Q6. How many low-frequency AC coefficients are used to represent the texture feature of an image patch?
Based on the study [35], the authors use the first 9 low-frequency AC coefficients to represent the texture feature for each image patch as T = {YAC1, YAC2, . . . , YAC9}.
Q7. What are the measures used to evaluate the performance of the proposed stereoscopic saliency?
Among these measures, PLCC andKLD are calculated directly from the comparison between the fixation density map and the predicted saliency map, while AUC is computed from the comparison between the actual gaze points and the predicted saliency map.
Q8. What are the performance values of the proposed saliency map?

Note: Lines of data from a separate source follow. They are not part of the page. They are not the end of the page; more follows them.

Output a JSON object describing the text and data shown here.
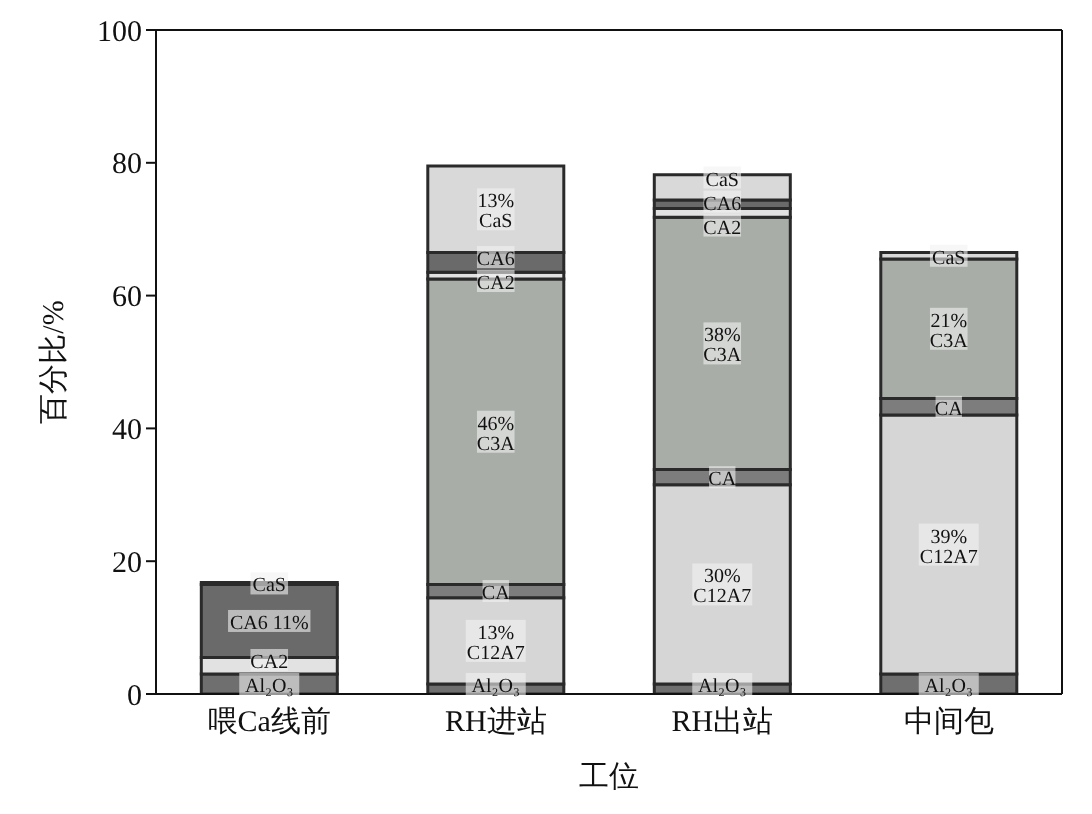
{
  "chart_data": {
    "type": "bar",
    "stacked": true,
    "xlabel": "工位",
    "ylabel": "百分比/%",
    "categories": [
      "喂Ca线前",
      "RH进站",
      "RH出站",
      "中间包"
    ],
    "ylim": [
      0,
      100
    ],
    "yticks": [
      0,
      20,
      40,
      60,
      80,
      100
    ],
    "series": [
      {
        "color": "#6f6f6f",
        "values": [
          3,
          1.5,
          1.5,
          3
        ],
        "value_labels": [
          "Al₂O₃",
          "Al₂O₃",
          "Al₂O₃",
          "Al₂O₃"
        ]
      },
      {
        "color": "#d6d6d6",
        "values": [
          0,
          13,
          30,
          39
        ],
        "value_labels": [
          null,
          "13%\nC12A7",
          "30%\nC12A7",
          "39%\nC12A7"
        ]
      },
      {
        "color": "#7d7d7d",
        "values": [
          0,
          2,
          2.3,
          2.5
        ],
        "value_labels": [
          null,
          "CA",
          "CA",
          "CA"
        ]
      },
      {
        "color": "#a8ada8",
        "values": [
          0,
          46,
          38,
          21
        ],
        "value_labels": [
          null,
          "46%\nC3A",
          "38%\nC3A",
          "21%\nC3A"
        ]
      },
      {
        "color": "#e2e2e2",
        "values": [
          2.5,
          1,
          1.3,
          0
        ],
        "value_labels": [
          "CA2",
          "CA2",
          "CA2",
          null
        ]
      },
      {
        "color": "#6a6a6a",
        "values": [
          11,
          3,
          1.3,
          0
        ],
        "value_labels": [
          "CA6 11%",
          "CA6",
          "CA6",
          null
        ]
      },
      {
        "color": "#d9d9d9",
        "values": [
          0.3,
          13,
          3.8,
          1
        ],
        "value_labels": [
          "CaS",
          "13%\nCaS",
          "CaS",
          "CaS"
        ]
      }
    ]
  }
}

Compared with feature maps from these low-level features of color, luminance, texture and depth, the final saliency map calculated from the proposed fusion method can get much better performance for saliency estimation for 3D images, as shown by the PLCC, KLD and AUC values in Table I.
Q9. What is the retina eccentricity between the salient pixel and nonsalient pixel?
The retina eccentricity e between the salient pixel and nonsalient pixel can be computed according to its relationship with spatial distance between image pixels.
Q10. What is the proposed saliency detection model?
The proposed 3D saliency detection model can obtain promising performance for saliency estimation for 3D images, as shown in the experiment section.